If the US Treasuries don’t have a AAA rating, the way Fixed Income (bonds) are managed will be completely upended – and front and center in that storm will be the software and systems that drive the business. Of course it won’t matter because the entire system will collapse. What software can/cannot do will be the least of our problems, the software’s inability to manage the crisis notwithstanding.
The reasons why Treasuries Securities have such low rates is because of its AAA rating. Imagine if that is lost? Rates on the Treasury Bonds will increase to compensate for the extra risk. Remember the portfolio compliance issue and average credit rating? Portfolio managers will have to begin to sell out of Treasury Bonds. That will drive the price down. What instrument will take its place? I have no idea at this time. Maybe it will be another government’s security. Imagine if Canadian Bonds were the hedge? One thing is for sure, software is at the center of all of this. Worse yet, if the US Treasuries were to go to BBB: less than investment grade, there will be portfolios that won’t be able to buy into US Treasuries because there may be guidelines that forbid buying junk bonds. Often, a portfolio will have bonds that subsequent to acquisition are downgraded to junk status. In those cases, the bonds have to be sold. Sometimes, there are other portfolios that can pick up the slack – but only if other investment guidelines are met.

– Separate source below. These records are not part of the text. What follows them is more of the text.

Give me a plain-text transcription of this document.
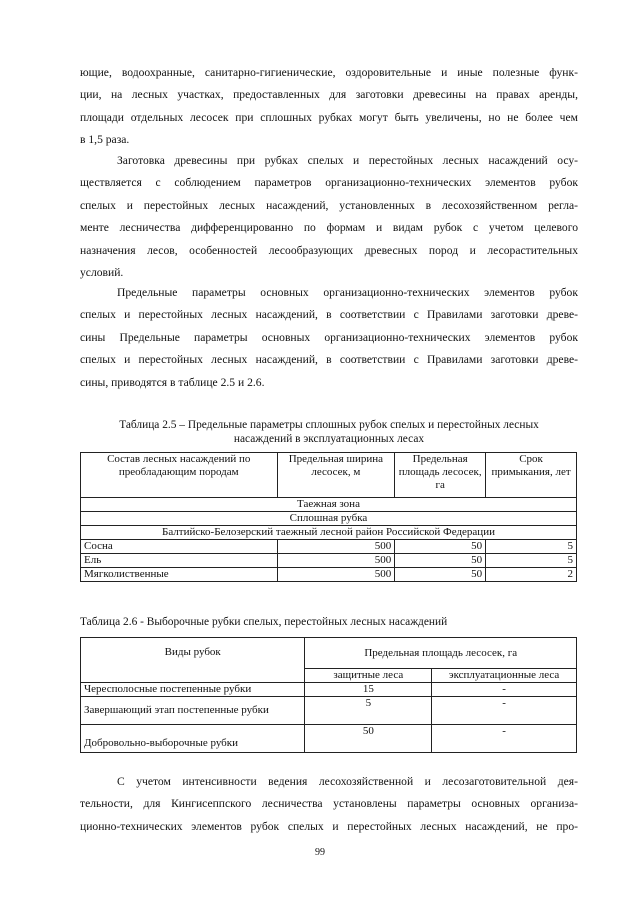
ющие, водоохранные, санитарно-гигиенические, оздоровительные и иные полезные функ-
ции, на лесных участках, предоставленных для заготовки древесины на правах аренды,
площади отдельных лесосек при сплошных рубках могут быть увеличены, но не более чем
в 1,5 раза.

Заготовка древесины при рубках спелых и перестойных лесных насаждений осу-
ществляется с соблюдением параметров организационно-технических элементов рубок
спелых и перестойных лесных насаждений, установленных в лесохозяйственном регла-
менте лесничества дифференцированно по формам и видам рубок с учетом целевого
назначения лесов, особенностей лесообразующих древесных пород и лесорастительных
условий.

Предельные параметры основных организационно-технических элементов рубок
спелых и перестойных лесных насаждений, в соответствии с Правилами заготовки древе-
сины Предельные параметры основных организационно-технических элементов рубок
спелых и перестойных лесных насаждений, в соответствии с Правилами заготовки древе-
сины, приводятся в таблице 2.5 и 2.6.

Таблица 2.5 – Предельные параметры сплошных рубок спелых и перестойных лесных
насаждений в эксплуатационных лесах

Состав лесных насаждений по преобладающим породам	Предельная ширина лесосек, м	Предельная площадь лесосек, га	Срок примыкания, лет
Таежная зона			
Сплошная рубка			
Балтийско-Белозерский таежный лесной район Российской Федерации			
Сосна	500	50	5
Ель	500	50	5
Мягколиственные	500	50	2

Таблица 2.6 - Выборочные рубки спелых, перестойных лесных насаждений

Виды рубок	Предельная площадь лесосек, га	
	защитные леса	эксплуатационные леса
Чересполосные постепенные рубки	15	-
Завершающий этап постепенные рубки	5	-
Добровольно-выборочные рубки	50	-

С учетом интенсивности ведения лесохозяйственной и лесозаготовительной дея-
тельности, для Кингисеппского лесничества установлены параметры основных организа-
ционно-технических элементов рубок спелых и перестойных лесных насаждений, не про-

99
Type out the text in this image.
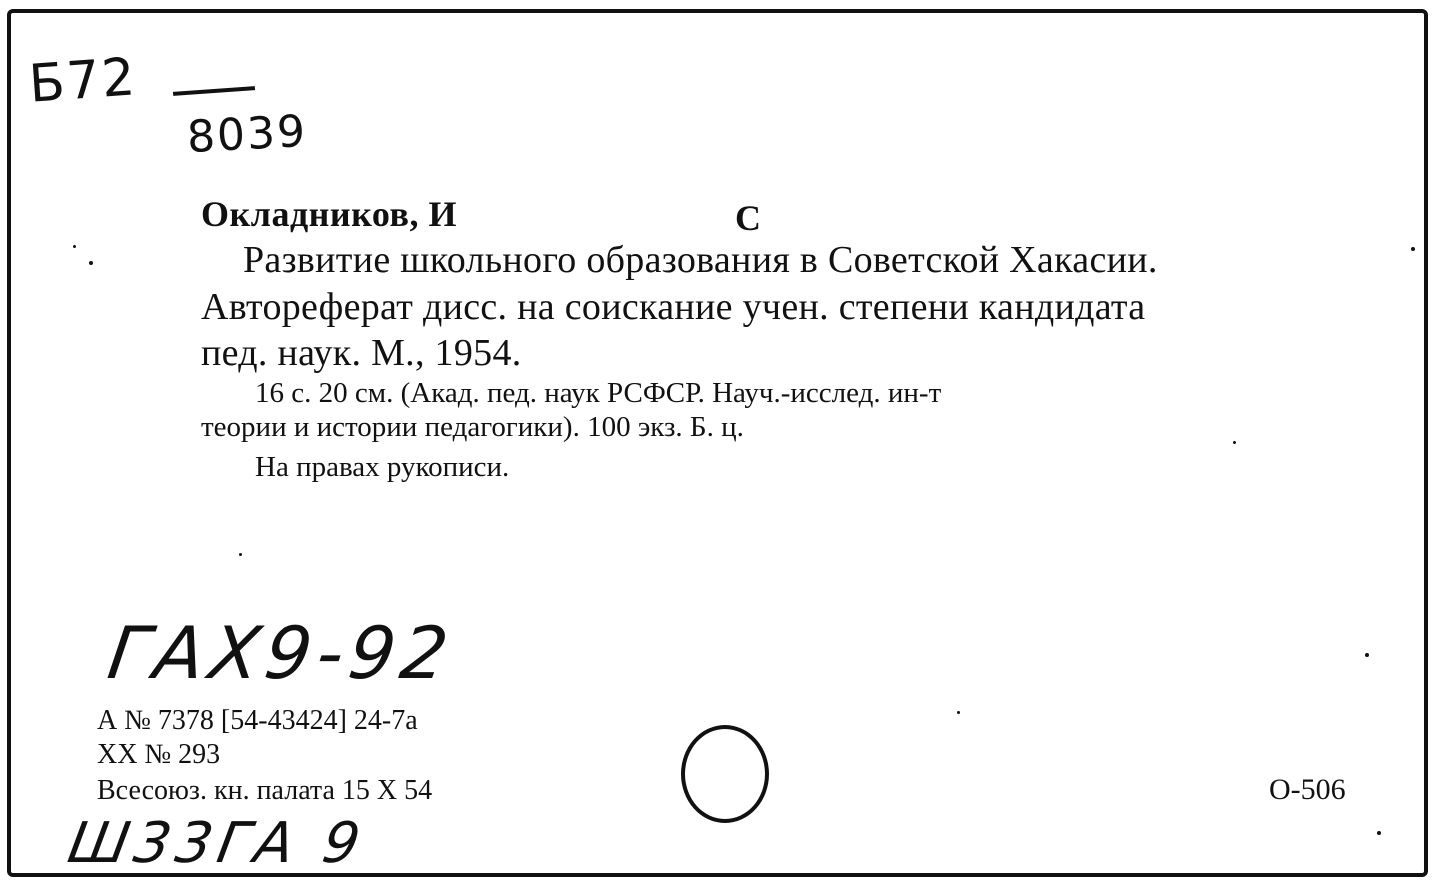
Б72
8039
Окладников, И	С
Развитие школьного образования в Советской Хакасии.
Автореферат дисс. на соискание учен. степени кандидата
пед. наук. М., 1954.
16 с. 20 см. (Акад. пед. наук РСФСР. Науч.-исслед. ин-т
теории и истории педагогики). 100 экз. Б. ц.
На правах рукописи.
ГАХ9-92
А № 7378 [54-43424] 24-7а
ХХ № 293
Всесоюз. кн. палата 15 Х 54
Ш33ГА 9
О-506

The biggest database in the world, in reality, is MS Excel… Think of all the tasks that are managed with Excel? Think of those hardcoded cells, macros, etc??? Think of all that gap-filling code that simply stuffs the credit rating to AAA. You need to do this because if you don’t, the rating will be null and you will have a null propagation problem. Think of a portfolio management tool like Charles River, or any other investment system and how they manage and how it gets its data?
Now, the crisis is not so abstract because if this all happens, it will affect us all because the portfolios I’m talking about might be yours, they may be a fund that is held by your 401K, your pension, etc. Think of the folks that live on credit cards – and they max them out. The US is no different in that it won’t be able to rollover/re-finance its debt. And worse, asset management companies will have an administrative problem because the software will likely not be able to cope with the new reality.
As for the Y2K crisis . . . that will be a walk in the park compared to what we are facing here.
There is an ancient Chinese curse: may you live in interesting times. These are VERY interesting times. It will be interesting to see how firms and more specifically, their technology teams deal with the crisis and the aftermath. Maybe in between Words with Friends and Angry Birds, they will think about and confront the problem with a solution.